NC Railroad’s president: Funds go toward improvements

Published 12:00 am Thursday, February 21, 2013

SALISBURY — If Rowan County had a soundtrack, the rumble of trains would run throughout it.
Ten times as many trains roll along the Greensboro-to-Charlotte rail corridor each day as those that use tracks east of Greensboro, according to Scott Saylor, president of the N.C. Railroad Co.
“You are the I-85 of the East Coast,” Saylor says.
Whichever corridor trains travel in the state, down east or in the Piedmont, they use tracks owned by the N.C. Railroad Co. — and therefore by the state — and leased to Norfolk Southern for $14.5 million a year.
The revenue stream has caught the attention of lawmakers.
State Sen. Fletcher Hartsell of Concord filed a bill last month that would require the railroad to turn 25 percent of its trackage fees over to the state’s General Fund each year as a dividend, starting with a $15.5 million payment for past years.
The bill also would require the N.C. Railroad Co. to set strategic objectives, create a performance management system, produce detailed financial reporting, have two directors who are also on the state transportation board and sell 14 pieces of property valued at about $6 million and turn the money over to the state.
At least, Saylor says, it doesn’t call for selling the railroad.
Saylor was in Salisbury on Wednesday to share a press release about a project the N.C. Railroad Co. recently helped fund — and to raise awareness of what his organization does.
Most North Carolina residents know very little about the N.C. Railroad, if they are aware of it at all. The state created the entity in 1849, more than 150 years ago, to build a railroad from Goldsboro to Charlotte. Now it owns a 317-mile corridor that stretches from Morehead City to Charlotte, carrying 50-60 freight trains and 10 passenger trains daily.
While the tracks are owned by the public, the N.C. Railroad Co. is private — the oldest private company in the state — and works with the Department of Transportation on planning, maintaining and expanding the tracks.
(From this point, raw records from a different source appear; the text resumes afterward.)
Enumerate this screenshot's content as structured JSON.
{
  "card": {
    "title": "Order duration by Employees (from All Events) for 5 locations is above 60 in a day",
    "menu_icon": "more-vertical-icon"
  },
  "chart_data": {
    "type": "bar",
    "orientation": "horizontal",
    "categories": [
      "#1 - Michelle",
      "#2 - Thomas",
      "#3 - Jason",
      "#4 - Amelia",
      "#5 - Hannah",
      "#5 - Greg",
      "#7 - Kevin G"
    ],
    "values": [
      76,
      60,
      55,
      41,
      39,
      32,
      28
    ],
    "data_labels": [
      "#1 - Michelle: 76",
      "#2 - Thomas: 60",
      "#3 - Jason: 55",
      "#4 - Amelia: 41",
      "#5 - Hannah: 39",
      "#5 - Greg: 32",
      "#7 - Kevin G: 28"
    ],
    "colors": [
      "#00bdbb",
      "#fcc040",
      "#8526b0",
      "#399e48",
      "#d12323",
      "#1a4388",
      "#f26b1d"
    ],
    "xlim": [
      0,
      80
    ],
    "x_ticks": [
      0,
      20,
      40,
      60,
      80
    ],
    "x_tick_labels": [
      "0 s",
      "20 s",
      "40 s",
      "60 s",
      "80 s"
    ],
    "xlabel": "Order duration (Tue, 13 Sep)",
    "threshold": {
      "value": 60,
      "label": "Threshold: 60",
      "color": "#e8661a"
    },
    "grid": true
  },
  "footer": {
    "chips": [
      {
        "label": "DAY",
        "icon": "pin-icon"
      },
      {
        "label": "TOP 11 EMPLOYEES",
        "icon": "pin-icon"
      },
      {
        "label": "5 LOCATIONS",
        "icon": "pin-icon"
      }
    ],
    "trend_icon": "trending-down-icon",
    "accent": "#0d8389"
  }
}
Recently Saylor signed a $3 million check to pay the railroad’s share of a $4.5 million track realignment just north of the Yadkin River. Funds from the federal American Recovery and Reinvestment Act cover the rest of the project, which dovetails with the N.C. Department of Transportation’s replacement of the Yadkin River Bridge, a $185 million project.
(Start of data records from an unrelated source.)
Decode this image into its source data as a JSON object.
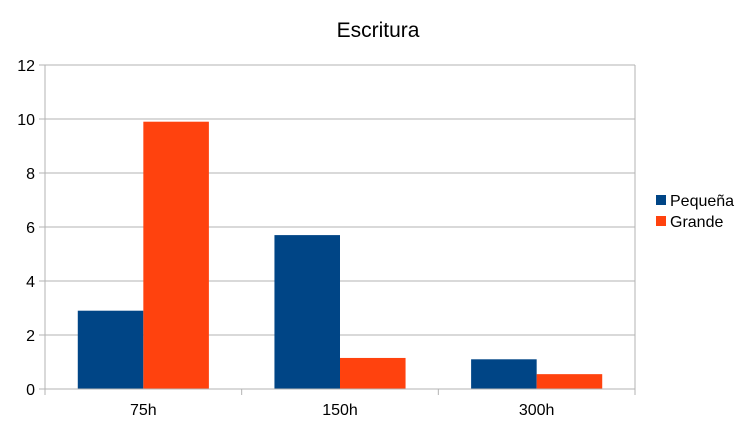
{
  "chart_data": {
    "type": "bar",
    "title": "Escritura",
    "xlabel": "",
    "ylabel": "",
    "categories": [
      "75h",
      "150h",
      "300h"
    ],
    "series": [
      {
        "name": "Pequeña",
        "color": "#004586",
        "values": [
          2.9,
          5.7,
          1.1
        ]
      },
      {
        "name": "Grande",
        "color": "#ff420e",
        "values": [
          9.9,
          1.15,
          0.55
        ]
      }
    ],
    "ylim": [
      0,
      12
    ],
    "yticks": [
      0,
      2,
      4,
      6,
      8,
      10,
      12
    ],
    "grid": true,
    "legend_position": "right"
  }
}
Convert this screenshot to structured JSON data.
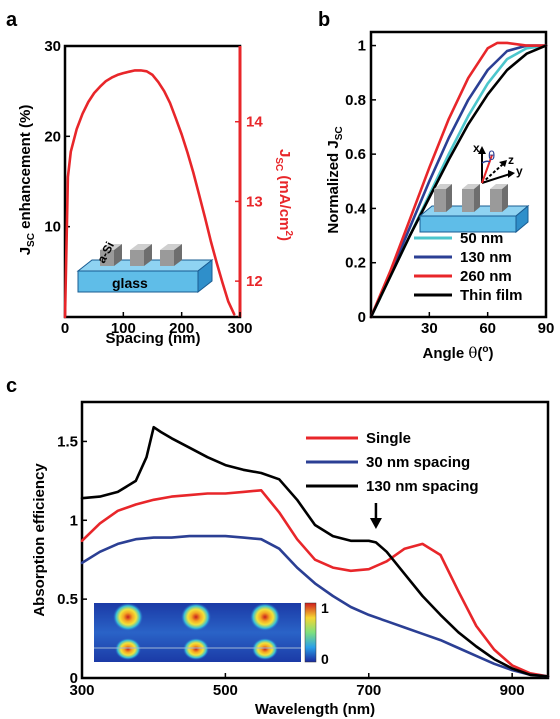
{
  "panel_labels": {
    "a": "a",
    "b": "b",
    "c": "c"
  },
  "colors": {
    "red": "#e8262a",
    "blue": "#2b3f94",
    "black": "#000000",
    "cyan": "#4cc6cc"
  },
  "chart_data": [
    {
      "id": "a",
      "type": "line",
      "xlabel": "Spacing  (nm)",
      "ylabel_left": {
        "main": "J",
        "sub": "SC",
        "rest": " enhancement (%)"
      },
      "ylabel_right": {
        "main": "J",
        "sub": "SC",
        "rest": " (mA/cm",
        "sup": "2",
        "end": ")"
      },
      "xlim": [
        0,
        300
      ],
      "ylim": [
        0,
        30
      ],
      "xticks": [
        "0",
        "100",
        "200",
        "300"
      ],
      "yticks_left": [
        "10",
        "20",
        "30"
      ],
      "yticks_right": [
        "12",
        "13",
        "14"
      ],
      "inset_labels": {
        "nanowire": "a-Si",
        "substrate": "glass"
      },
      "series": [
        {
          "color": "red",
          "x": [
            0,
            5,
            10,
            20,
            30,
            40,
            50,
            60,
            70,
            80,
            90,
            100,
            110,
            120,
            130,
            140,
            150,
            160,
            170,
            180,
            190,
            200,
            210,
            220,
            230,
            240,
            250,
            260,
            270,
            280,
            290
          ],
          "y": [
            0,
            15.5,
            18.3,
            20.8,
            22.5,
            23.8,
            24.8,
            25.5,
            26.1,
            26.5,
            26.8,
            27.0,
            27.15,
            27.3,
            27.3,
            27.2,
            26.8,
            26.0,
            25.0,
            23.7,
            22.0,
            20.2,
            18.2,
            16.0,
            13.5,
            11.0,
            8.4,
            6.0,
            3.8,
            1.7,
            0.3
          ]
        }
      ]
    },
    {
      "id": "b",
      "type": "line",
      "xlabel": {
        "main": "Angle ",
        "theta": "θ",
        "rest": "(",
        "sup": "o",
        "end": ")"
      },
      "ylabel": {
        "main": "Normalized J",
        "sub": "SC"
      },
      "xlim": [
        0,
        90
      ],
      "ylim": [
        0,
        1.05
      ],
      "xticks": [
        "30",
        "60",
        "90"
      ],
      "yticks": [
        "0",
        "0.2",
        "0.4",
        "0.6",
        "0.8",
        "1"
      ],
      "inset_labels": {
        "x": "x",
        "y": "y",
        "z": "z",
        "theta": "θ"
      },
      "series": [
        {
          "name": "50 nm",
          "color": "cyan",
          "x": [
            0,
            10,
            20,
            30,
            40,
            50,
            60,
            70,
            80,
            90
          ],
          "y": [
            0,
            0.15,
            0.3,
            0.45,
            0.6,
            0.74,
            0.86,
            0.95,
            0.99,
            1.0
          ]
        },
        {
          "name": "130 nm",
          "color": "blue",
          "x": [
            0,
            10,
            20,
            30,
            40,
            50,
            60,
            70,
            80,
            90
          ],
          "y": [
            0,
            0.16,
            0.33,
            0.5,
            0.66,
            0.8,
            0.91,
            0.98,
            1.0,
            1.0
          ]
        },
        {
          "name": "260 nm",
          "color": "red",
          "x": [
            0,
            10,
            20,
            30,
            40,
            50,
            60,
            65,
            70,
            80,
            90
          ],
          "y": [
            0,
            0.17,
            0.36,
            0.55,
            0.73,
            0.88,
            0.99,
            1.01,
            1.01,
            1.0,
            1.0
          ]
        },
        {
          "name": "Thin film",
          "color": "black",
          "x": [
            0,
            10,
            20,
            30,
            40,
            50,
            60,
            70,
            80,
            90
          ],
          "y": [
            0,
            0.15,
            0.3,
            0.44,
            0.58,
            0.71,
            0.82,
            0.91,
            0.97,
            1.0
          ]
        }
      ]
    },
    {
      "id": "c",
      "type": "line",
      "xlabel": "Wavelength (nm)",
      "ylabel": "Absorption efficiency",
      "xlim": [
        300,
        950
      ],
      "ylim": [
        0,
        1.75
      ],
      "xticks": [
        "300",
        "500",
        "700",
        "900"
      ],
      "yticks": [
        "0",
        "0.5",
        "1",
        "1.5"
      ],
      "colorbar_ticks": [
        "1",
        "0"
      ],
      "series": [
        {
          "name": "Single",
          "color": "red",
          "x": [
            300,
            325,
            350,
            375,
            400,
            425,
            450,
            475,
            500,
            525,
            550,
            575,
            600,
            625,
            650,
            675,
            700,
            725,
            750,
            775,
            800,
            825,
            850,
            875,
            900,
            925,
            950
          ],
          "y": [
            0.87,
            0.98,
            1.06,
            1.1,
            1.13,
            1.15,
            1.16,
            1.17,
            1.17,
            1.18,
            1.19,
            1.05,
            0.88,
            0.75,
            0.7,
            0.68,
            0.69,
            0.74,
            0.82,
            0.85,
            0.78,
            0.55,
            0.33,
            0.18,
            0.08,
            0.03,
            0.01
          ]
        },
        {
          "name": "30 nm spacing",
          "color": "blue",
          "x": [
            300,
            325,
            350,
            375,
            400,
            425,
            450,
            475,
            500,
            525,
            550,
            575,
            600,
            625,
            650,
            675,
            700,
            725,
            750,
            775,
            800,
            825,
            850,
            875,
            900,
            925,
            950
          ],
          "y": [
            0.73,
            0.8,
            0.85,
            0.88,
            0.89,
            0.89,
            0.9,
            0.9,
            0.9,
            0.89,
            0.88,
            0.82,
            0.7,
            0.6,
            0.52,
            0.45,
            0.4,
            0.36,
            0.32,
            0.28,
            0.24,
            0.19,
            0.14,
            0.09,
            0.05,
            0.02,
            0.01
          ]
        },
        {
          "name": "130 nm spacing",
          "color": "black",
          "x": [
            300,
            325,
            350,
            375,
            390,
            400,
            410,
            425,
            450,
            475,
            500,
            525,
            550,
            575,
            600,
            625,
            650,
            675,
            700,
            710,
            725,
            750,
            775,
            800,
            825,
            850,
            875,
            900,
            925,
            950
          ],
          "y": [
            1.14,
            1.15,
            1.18,
            1.25,
            1.4,
            1.59,
            1.56,
            1.52,
            1.46,
            1.4,
            1.35,
            1.32,
            1.3,
            1.26,
            1.13,
            0.97,
            0.9,
            0.87,
            0.87,
            0.86,
            0.8,
            0.66,
            0.52,
            0.4,
            0.29,
            0.2,
            0.12,
            0.06,
            0.02,
            0.01
          ]
        }
      ],
      "arrow_at_x": 710
    }
  ]
}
The track realignment is one of several capital investment projects on the Railroad Co.’s to-do list. Through 2017, the company has committed more than $95 million toward improving railroad crossings, adding passing sidings, building pedestrian underpasses and double-tracking a large part of the corridor, including the most heavily used Thomasville-to-Charlotte portion that goes through Salisbury and Rowan County.
The Department of Transportation has received $300 million in stimulus money to make high-speed rail possible between Raleigh and Charlotte by installing double tracks, adding bridges and other safety features. The N.C. Railroad has committed a $31 million match.
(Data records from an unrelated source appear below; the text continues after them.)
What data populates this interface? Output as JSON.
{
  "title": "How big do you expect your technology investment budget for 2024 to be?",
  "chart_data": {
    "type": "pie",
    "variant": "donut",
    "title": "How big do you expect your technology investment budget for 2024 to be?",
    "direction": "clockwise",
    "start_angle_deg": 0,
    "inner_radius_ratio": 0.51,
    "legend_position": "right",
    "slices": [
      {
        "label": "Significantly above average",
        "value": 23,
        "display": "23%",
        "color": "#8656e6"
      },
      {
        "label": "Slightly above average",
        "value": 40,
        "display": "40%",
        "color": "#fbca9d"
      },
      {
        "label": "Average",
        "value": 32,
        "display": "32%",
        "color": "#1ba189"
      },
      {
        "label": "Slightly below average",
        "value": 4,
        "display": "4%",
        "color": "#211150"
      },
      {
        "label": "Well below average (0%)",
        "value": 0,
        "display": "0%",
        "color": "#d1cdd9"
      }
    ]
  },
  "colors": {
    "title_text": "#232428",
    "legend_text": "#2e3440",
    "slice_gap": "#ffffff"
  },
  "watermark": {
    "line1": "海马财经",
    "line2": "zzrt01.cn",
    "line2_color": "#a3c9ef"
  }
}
Though the N.C. Railroad Co. has not taken an official position against Hartsell’s bill, Saylor said paying the dividend could jeopardize some of those projects.
“Our board has said if the legislature is going to divert some of the revenues … our hope is that it would be devoted to economic development or transportation.”
That is what the Railroad Co. uses the funds for, he said.
“The railroad is about economic development,” he said. “The synergy with the General Assembly has always been job creation and building the value of the railroad and to create new jobs.”
Hartsell’s bill was the result of a legislative staff report spurred by talk of selling the railroad to raise capital for the state. The staff did not recommend selling the railroad, but it did conclude that the state should receive dividends.
Saylor said the railroad already has plans for those funds.
“We are concerned that there are needs that … may need to be deferred or can’t be met,” he said.
Saylor said the legislative report could be more complete regarding what the railroad does with its money.
“What the staff missed is that all our capital generated under the new agreement is being re-invested in infrastructure,” he said. The legislature stopped collecting dividends from the railroad around 2005 and told railroad officials to spend the money on improvements — which Saylor said is what the state had been doing with the dividends anyway.
“We’re trying to build for the future. That’s the goal,” he said. “And these projects can’t happen overnight. Because they require so much lead time, it’s real important for us to know what our capital availability is going to be.”